Research


Overview

Our research program encompasses a synthesis of methodological and applied genetic epidemiology, with the overall aim of deciphering the mechanisms underlying complex diseases and traits (right: Witte, Visscher & Wray, Nature Reviews Genetics 2014). Our methods work is focused on the design and statistical analysis of next-generation sequencing and genetic association studies. We are applying these methods to studies of cancer (e.g., of the prostate), birth defects, and pharmacogenomics.

Methods

We have developed extensive methods and software for studying rare genetic variants, pathways, interactions, pleiotropy and genome-wide association studies. To better characterize genetic variants that influence more than one trait or disease (i.e. pleiotropy), we have have developed allele-level tests for evaluating association with multiple phenotypes (Majumdar, Witte & Ghosh, Genetic Epidemiology 2015) and evaluated different approaches for determining the particular phenotypes associated with pleiotropic variants (Majumdar, Haldar & Witte, Genetic Epidemiology 2016). With regard to GWAS, we have determined the remaining heritability across all major traits, and the optimal approach for assessing this (right: Lindquist, Jorgenson, Hoffmann & Witte, Genetic Epidemiology 2013). For analyzing rare variants, we have developed novel Bayesian (Cardin, Mefford & Witte, Genetic Epidemiology 2012) and ‘Step-up’ empirical methods (Hoffmann, Marini & Witte, PLOS One 2010).

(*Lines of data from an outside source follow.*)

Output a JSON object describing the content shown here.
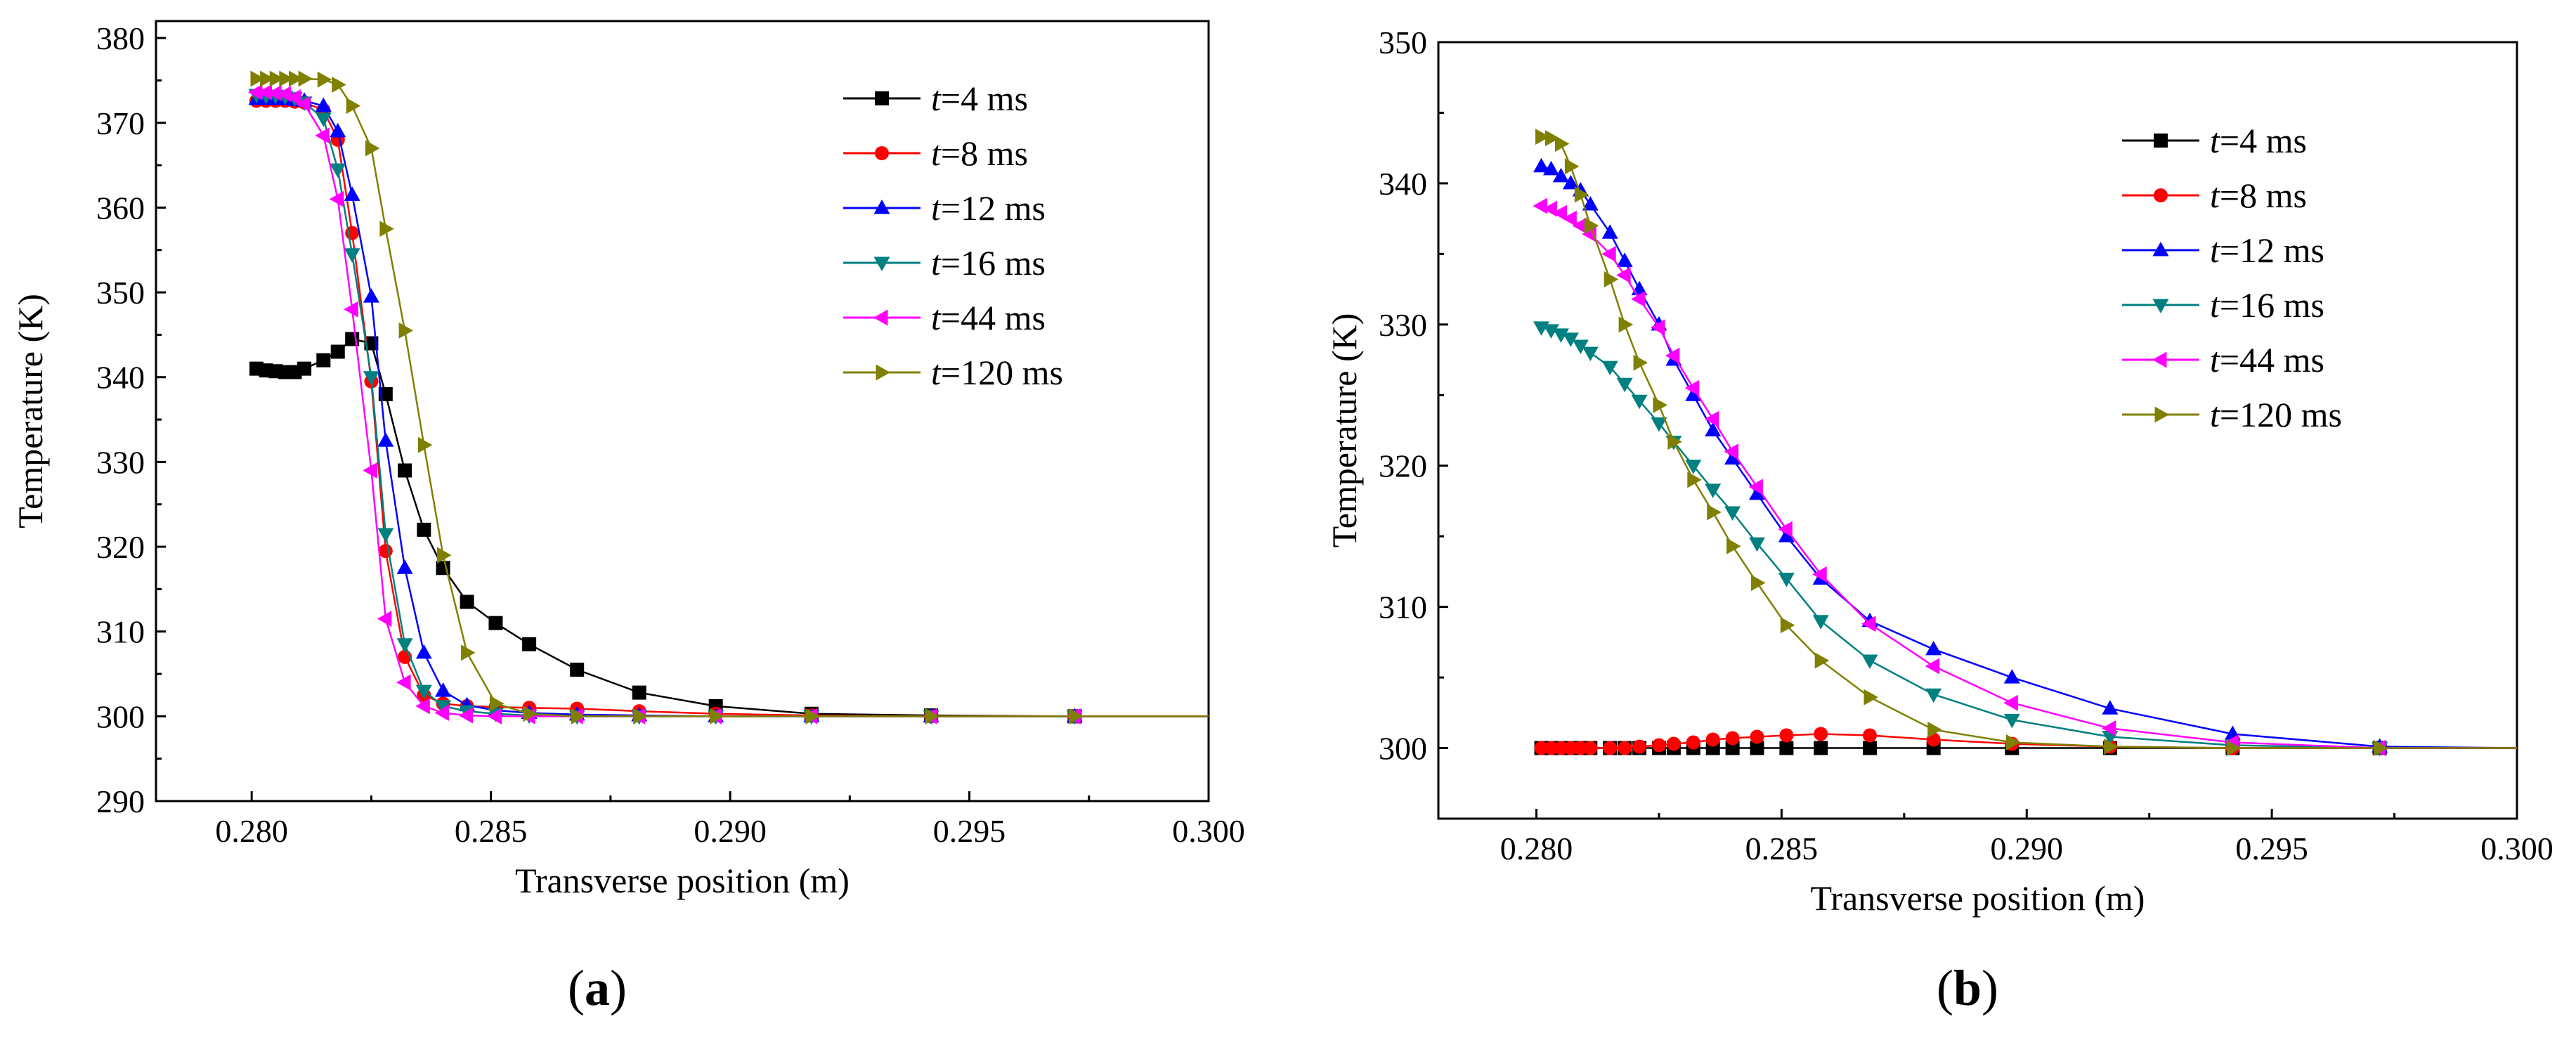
{
  "chart_data": [
    {
      "type": "line",
      "panel_label": "a",
      "xlabel": "Transverse position  (m)",
      "ylabel": "Temperature  (K)",
      "xlim": [
        0.278,
        0.3
      ],
      "ylim": [
        290,
        382
      ],
      "xticks": [
        0.28,
        0.285,
        0.29,
        0.295,
        0.3
      ],
      "yticks": [
        290,
        300,
        310,
        320,
        330,
        340,
        350,
        360,
        370,
        380
      ],
      "xtick_labels": [
        "0.280",
        "0.285",
        "0.290",
        "0.295",
        "0.300"
      ],
      "ytick_labels": [
        "290",
        "300",
        "310",
        "320",
        "330",
        "340",
        "350",
        "360",
        "370",
        "380"
      ],
      "grid": false,
      "legend_position": "top-right",
      "x": [
        0.2801,
        0.2803,
        0.2805,
        0.2807,
        0.2809,
        0.2811,
        0.2815,
        0.2818,
        0.2821,
        0.2825,
        0.2828,
        0.2832,
        0.2836,
        0.284,
        0.2845,
        0.2851,
        0.2858,
        0.2868,
        0.2881,
        0.2897,
        0.2917,
        0.2942,
        0.2972,
        0.3
      ],
      "series": [
        {
          "name": "t=4 ms",
          "color": "#000000",
          "marker": "square",
          "values": [
            341,
            340.8,
            340.7,
            340.6,
            340.6,
            341,
            342,
            343,
            344.5,
            344,
            338,
            329,
            322,
            317.5,
            313.5,
            311,
            308.5,
            305.5,
            302.8,
            301.2,
            300.3,
            300.1,
            300,
            300
          ]
        },
        {
          "name": "t=8 ms",
          "color": "#ff0000",
          "marker": "circle",
          "values": [
            372.6,
            372.6,
            372.6,
            372.6,
            372.5,
            372.4,
            371.5,
            368,
            357,
            339.5,
            319.5,
            307,
            302.5,
            301.5,
            301.2,
            301.1,
            301,
            300.9,
            300.6,
            300.3,
            300.1,
            300,
            300,
            300
          ]
        },
        {
          "name": "t=12 ms",
          "color": "#0000ff",
          "marker": "triangle-up",
          "values": [
            372.8,
            372.8,
            372.8,
            372.8,
            372.7,
            372.6,
            372,
            369,
            361.5,
            349.5,
            332.5,
            317.5,
            307.5,
            303,
            301.3,
            300.7,
            300.4,
            300.2,
            300.1,
            300,
            300,
            300,
            300,
            300
          ]
        },
        {
          "name": "t=16 ms",
          "color": "#008080",
          "marker": "triangle-down",
          "values": [
            373.3,
            373.2,
            373.2,
            373.1,
            372.9,
            372.4,
            370.5,
            364.5,
            354.5,
            340,
            321.5,
            308.5,
            303,
            301.2,
            300.6,
            300.3,
            300.1,
            300,
            300,
            300,
            300,
            300,
            300,
            300
          ]
        },
        {
          "name": "t=44 ms",
          "color": "#ff00ff",
          "marker": "triangle-left",
          "values": [
            373.6,
            373.6,
            373.5,
            373.4,
            373,
            372.2,
            368.5,
            361,
            348,
            329,
            311.5,
            304,
            301.2,
            300.4,
            300.1,
            300,
            300,
            300,
            300,
            300,
            300,
            300,
            300,
            300
          ]
        },
        {
          "name": "t=120 ms",
          "color": "#808000",
          "marker": "triangle-right",
          "values": [
            375.2,
            375.2,
            375.2,
            375.2,
            375.2,
            375.2,
            375.1,
            374.5,
            372,
            367,
            357.5,
            345.5,
            332,
            319,
            307.5,
            301.5,
            300.3,
            300,
            300,
            300,
            300,
            300,
            300,
            300
          ]
        }
      ]
    },
    {
      "type": "line",
      "panel_label": "b",
      "xlabel": "Transverse position  (m)",
      "ylabel": "Temperature  (K)",
      "xlim": [
        0.278,
        0.3
      ],
      "ylim": [
        295,
        350
      ],
      "xticks": [
        0.28,
        0.285,
        0.29,
        0.295,
        0.3
      ],
      "yticks": [
        300,
        310,
        320,
        330,
        340,
        350
      ],
      "xtick_labels": [
        "0.280",
        "0.285",
        "0.290",
        "0.295",
        "0.300"
      ],
      "ytick_labels": [
        "300",
        "310",
        "320",
        "330",
        "340",
        "350"
      ],
      "grid": false,
      "legend_position": "top-right",
      "x": [
        0.2801,
        0.2803,
        0.2805,
        0.2807,
        0.2809,
        0.2811,
        0.2815,
        0.2818,
        0.2821,
        0.2825,
        0.2828,
        0.2832,
        0.2836,
        0.284,
        0.2845,
        0.2851,
        0.2858,
        0.2868,
        0.2881,
        0.2897,
        0.2917,
        0.2942,
        0.2972,
        0.3
      ],
      "series": [
        {
          "name": "t=4 ms",
          "color": "#000000",
          "marker": "square",
          "values": [
            300,
            300,
            300,
            300,
            300,
            300,
            300,
            300,
            300,
            300,
            300,
            300,
            300,
            300,
            300,
            300,
            300,
            300,
            300,
            300,
            300,
            300,
            300,
            300
          ]
        },
        {
          "name": "t=8 ms",
          "color": "#ff0000",
          "marker": "circle",
          "values": [
            300,
            300,
            300,
            300,
            300,
            300,
            300,
            300,
            300.1,
            300.2,
            300.3,
            300.4,
            300.6,
            300.7,
            300.8,
            300.9,
            301,
            300.9,
            300.6,
            300.3,
            300.1,
            300,
            300,
            300
          ]
        },
        {
          "name": "t=12 ms",
          "color": "#0000ff",
          "marker": "triangle-up",
          "values": [
            341.2,
            341,
            340.5,
            340,
            339.5,
            338.5,
            336.5,
            334.5,
            332.5,
            330,
            327.5,
            325,
            322.5,
            320.5,
            318,
            315,
            312,
            309,
            307,
            305,
            302.8,
            301,
            300.1,
            300
          ]
        },
        {
          "name": "t=16 ms",
          "color": "#008080",
          "marker": "triangle-down",
          "values": [
            329.8,
            329.6,
            329.3,
            329,
            328.5,
            328,
            327,
            325.8,
            324.6,
            323,
            321.7,
            320,
            318.3,
            316.7,
            314.5,
            312,
            309,
            306.2,
            303.8,
            302,
            300.8,
            300.2,
            300,
            300
          ]
        },
        {
          "name": "t=44 ms",
          "color": "#ff00ff",
          "marker": "triangle-left",
          "values": [
            338.4,
            338.2,
            337.9,
            337.5,
            337,
            336.4,
            335,
            333.5,
            331.8,
            329.8,
            327.8,
            325.5,
            323.3,
            321,
            318.5,
            315.5,
            312.3,
            308.8,
            305.8,
            303.2,
            301.4,
            300.4,
            300,
            300
          ]
        },
        {
          "name": "t=120 ms",
          "color": "#808000",
          "marker": "triangle-right",
          "values": [
            343.3,
            343.2,
            342.8,
            341.2,
            339.2,
            337,
            333.2,
            330,
            327.3,
            324.3,
            321.7,
            319,
            316.7,
            314.3,
            311.7,
            308.7,
            306.2,
            303.6,
            301.3,
            300.4,
            300.1,
            300,
            300,
            300
          ]
        }
      ]
    }
  ]
}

Inherited Genetics of Complex Traits

Inherited genetics are known to contribute substantially to disease risk for many complex traits. In collaboration with the Kaiser Permanente Division of Research, we are investigating the genetic effects of inherited factors on prostate cancer and related urological traits and outcomes. Using data from tens of thousands of participants in the Kaiser Permanente Research Program on Genes, Environment, and Health (RPGEH), ProHealth, and California Men’s Health Studies, we are using statistical modeling to determine how aberrations in genetics and gene expression influence the development, diagnosis, and progression of prostate cancer. Prior results of this work include the discovery of a prostate cancer indel mutation at 6q25.3 (right; Hoffmann et al., Cancer Discovery 2015) and the characterization of a high-penetrance prostate cancer mutation in the HOXB13 gene (Witte et al., CEBP 2013; Hoffmann et al., PLOS Genetics 2015). Furthermore, we have undertaken the study of breast cancer genetics through the NCI Up for a Challenge (U4C) competition and we are extending our work to assess pleiotropy across multiple different cancers (Sakoda, Jorgenson and Witte, 2013).

Analyzing Somatic Tumor Variants in the Blood

Cell free DNA (cfDNA), a form of ‘liquid biopsy’, has recently emerged as a promising technology to screen, diagnose, and monitor many types of disease. In the context of cancer, cfDNA has several benefits over traditional biopsy in examining the genetic structure of a tumor, including simple and non-invasive sampling methodology and the potential ability to simultaneously detect sub-clonal variants of a tumor (i.e., tumor heterogeneity). Working with the UCSF Medical Center’s Department of Urology, our lab is exploring how cfDNA can be used to more effectively answer clinical questions surrounding the genetics of prostate cancer and is developing new technology to better detect tumor variants within the blood. These variants are often found at very dilute levels, so our approach has been to simultaneously improve the signal with cutting edge sequencing technology while also prioritizing the variants of greatest importance using machine learning.